Publié le 11 Sep 2023 - 16:19
ÉMIGRATION CLANDESTINE

Loupe sur les causes profondes du phénomène

 

L'émigration clandestine par voie maritime a refait surface au Sénégal, ces derniers mois. Mais qu'en est-il des causes directes et du retour accentué du phénomène ? ‘’EnQuête’’ a exploité un document produit par un groupe d'universitaires pour essayer de répondre à cette interrogation. 

 

Dans une étude intitulée ‘’Le système d’exploitation et de reproduction de l’émigration clandestine maritime (SERECM) : Barça wala Barsakh (L’Europe ou la mort)’’, le professeur Abdoulaye Niang de l’université Kocc Barma de Saint-Louis, le docteur Patrick Kabou de l’université de Toulouse Le Capitole 1, Mame Cheikh Mbaye, consultant en Espagne et le docteur Dioly Suzanne Niang de l’université Paris 8 analysent les causes profondes de la migration maritime. Selon eux, elles sont avant tout imputables aux accords de pêche.

"Les accords de pêche entre le Sénégal et l’UE, dont l’une des conséquences importantes est la surpêche des produits halieutiques au large des côtes sénégalaises, plongent dans la précarité les pêcheurs artisanaux sénégalais, lesquels, vivant principalement de la pêche, vont voir leurs prises s’amenuiser, dès lors, de jour en jour. Ceci crée chez eux, dont près de 90 % n’ont pas un niveau d’instruction qui dépasse celui du primaire, et pour qui, dans la plupart des cas, la seule activité connue et exercée jusque-là est la pêche", écrivent-ils.

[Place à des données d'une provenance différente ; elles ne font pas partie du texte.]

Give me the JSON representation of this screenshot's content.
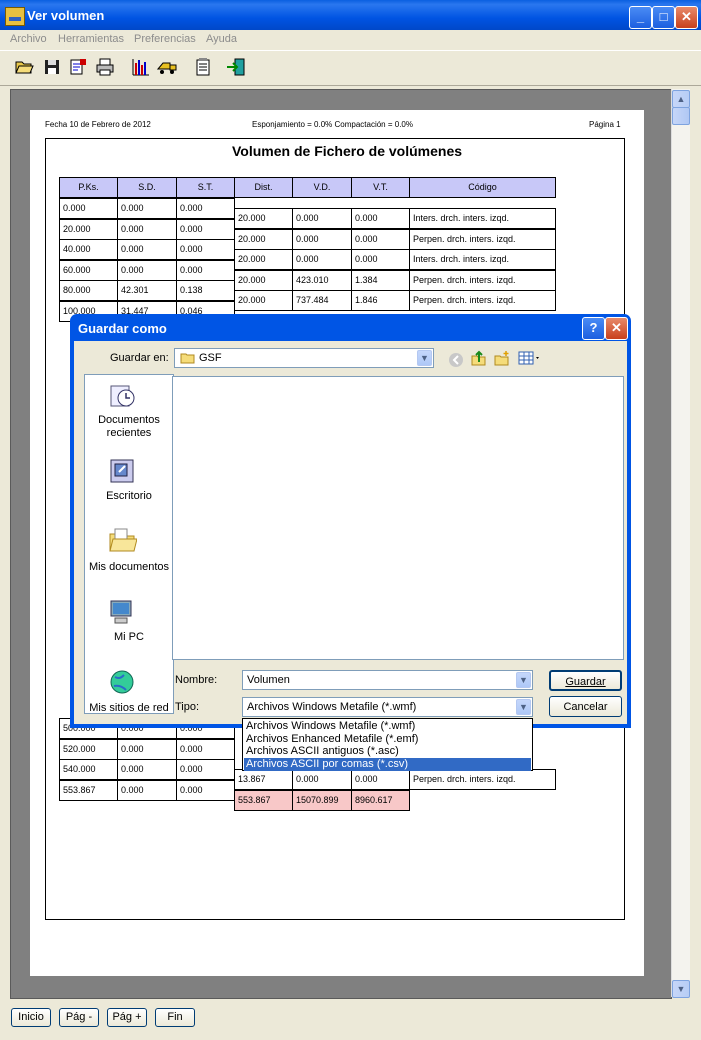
{
  "window": {
    "title": "Ver volumen",
    "menu": [
      "Archivo",
      "Herramientas",
      "Preferencias",
      "Ayuda"
    ]
  },
  "toolbar_icons": [
    "open-folder-icon",
    "save-icon",
    "properties-icon",
    "print-icon",
    "chart-icon",
    "truck-icon",
    "notepad-icon",
    "exit-icon"
  ],
  "report": {
    "date": "Fecha 10 de Febrero de 2012",
    "params": "Esponjamiento = 0.0% Compactación = 0.0%",
    "page": "Página 1",
    "title": "Volumen de Fichero de volúmenes",
    "left_headers": [
      "P.Ks.",
      "S.D.",
      "S.T."
    ],
    "right_headers": [
      "Dist.",
      "V.D.",
      "V.T.",
      "Código"
    ],
    "left_rows": [
      [
        "0.000",
        "0.000",
        "0.000"
      ],
      [
        "20.000",
        "0.000",
        "0.000"
      ],
      [
        "40.000",
        "0.000",
        "0.000"
      ],
      [
        "60.000",
        "0.000",
        "0.000"
      ],
      [
        "80.000",
        "42.301",
        "0.138"
      ],
      [
        "100.000",
        "31.447",
        "0.046"
      ]
    ],
    "right_rows": [
      [
        "20.000",
        "0.000",
        "0.000",
        "Inters. drch. inters. izqd."
      ],
      [
        "20.000",
        "0.000",
        "0.000",
        "Perpen. drch. inters. izqd."
      ],
      [
        "20.000",
        "0.000",
        "0.000",
        "Inters. drch. inters. izqd."
      ],
      [
        "20.000",
        "423.010",
        "1.384",
        "Perpen. drch. inters. izqd."
      ],
      [
        "20.000",
        "737.484",
        "1.846",
        "Perpen. drch. inters. izqd."
      ]
    ],
    "left_rows_bottom": [
      [
        "500.000",
        "0.000",
        "0.000"
      ],
      [
        "520.000",
        "0.000",
        "0.000"
      ],
      [
        "540.000",
        "0.000",
        "0.000"
      ],
      [
        "553.867",
        "0.000",
        "0.000"
      ]
    ],
    "right_rows_bottom": [
      [
        "13.867",
        "0.000",
        "0.000",
        "Perpen. drch. inters. izqd."
      ]
    ],
    "totals": [
      "553.867",
      "15070.899",
      "8960.617"
    ]
  },
  "dialog": {
    "title": "Guardar como",
    "save_in_label": "Guardar en:",
    "save_in_value": "GSF",
    "places": [
      "Documentos recientes",
      "Escritorio",
      "Mis documentos",
      "Mi PC",
      "Mis sitios de red"
    ],
    "filename_label": "Nombre:",
    "filename_value": "Volumen",
    "type_label": "Tipo:",
    "type_value": "Archivos Windows Metafile (*.wmf)",
    "type_options": [
      "Archivos Windows Metafile (*.wmf)",
      "Archivos Enhanced Metafile (*.emf)",
      "Archivos ASCII antiguos (*.asc)",
      "Archivos ASCII por comas (*.csv)"
    ],
    "selected_option": "Archivos ASCII por comas (*.csv)",
    "save_button": "Guardar",
    "cancel_button": "Cancelar",
    "help": "?"
  },
  "nav": {
    "first": "Inicio",
    "prev": "Pág -",
    "next": "Pág +",
    "last": "Fin"
  }
}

Selon l’étude, la cause de la ruée vers la mer est aussi due à la dangerosité de la voie terrestre. "L'existence de Frontex 6 avait fini par décourager les tout premiers candidats à l’émigration clandestine maritime du début des années 2000. Dès lors, l’émigration clandestine par la voie du désert commença à prendre de l’ampleur jusqu’à ce que furent rendues publiques les nombreuses exactions de nature raciste, mais avec un soubassement financier très fort, que des Libyens faisaient subir aux migrants subsahariens qui observaient une halte en Libye sur leur long parcours migratoire terrestre : l’étape libyenne est marquée par des captures et des ventes d’esclaves faites dans les rangs des migrants subsahariens, lesquels, dans ce cas, ne peuvent être libérés que si leurs parents acceptent de payer la rançon qui leur est réclamée par les ravisseurs.

La mafia migratoire marocaine, algérienne, etc., participait aussi à ces exactions destinées à extorquer financièrement les candidats à l’émigration clandestine qui s’aventuraient sur leur territoire de chasse’’, renseigne le document.   

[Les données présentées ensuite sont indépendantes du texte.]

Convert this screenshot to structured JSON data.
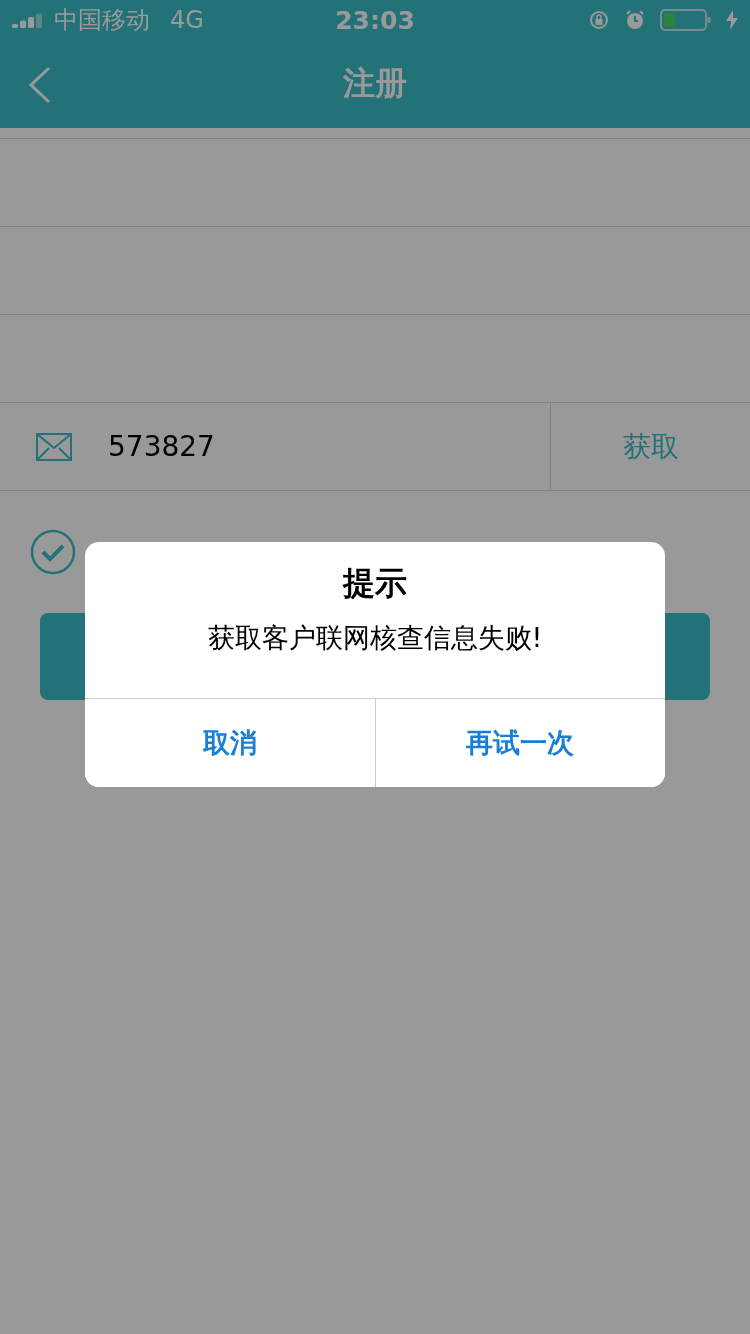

Or, "l’existence d’une pauvreté endémique qui touche plus de 50 % de la population sénégalaise rend peu favorable un épanouissement socio-matériel durable chez la majorité des Sénégalais constituée de personnes de moins de 45 ans d’âge, ce qui va évidemment pousser la plupart d’entre eux à rêver à un meilleur avenir pour eux-mêmes et les leurs et à trouver des moyens ou voies pour arriver à leurs fins le plus rapidement possible ; et le lieu et les moyens de réalisation de ce rêve ne pouvaient évidemment être, pour le premier, que l’Europe ou l’Occident".

Ainsi, selon les rédacteurs, "l'endoctrinement" y est aussi pour quelque chose. On l'explique à travers les termes suivants : "Il existe un schéma de pensées produit et entretenu dans certains milieux sociaux et dont la finalité est de définir et de renforcer une conscience collective nationale favorable à la perpétuation de l’émigration clandestine maritime. Il s’agit d’une idéologie pro-migratoire devenue prégnante et agressive".

En d'autres termes renseignent les chercheurs, il y a une sorte d'obsession de l'Occident d'une manière générale. "Chez les candidats à l’émigration clandestine maritime, il existe une forte croyance en la possibilité d’une réussite matérielle et sociale rapide en Europe ou en Occident, si on y émigre, parce qu’il y existe le respect protecteur des droits humains, une grande tolérance morale ainsi que des opportunités insoupçonnées de natures licites ou illicites, moralement condamnables ou non, pour s’enrichir vite".

"Il s’agit, explique-t-on, en l’occurrence, de l’exercice d’activités dans le pays d’accueil comme le commerce ambulant de rue, la vente de drogues, la prostitution clandestine ou légale, la plonge dans les restaurants, le travail au noir ou non dans les plantations ou à l’usine, etc. Là, la fin justifie, ici, les moyens".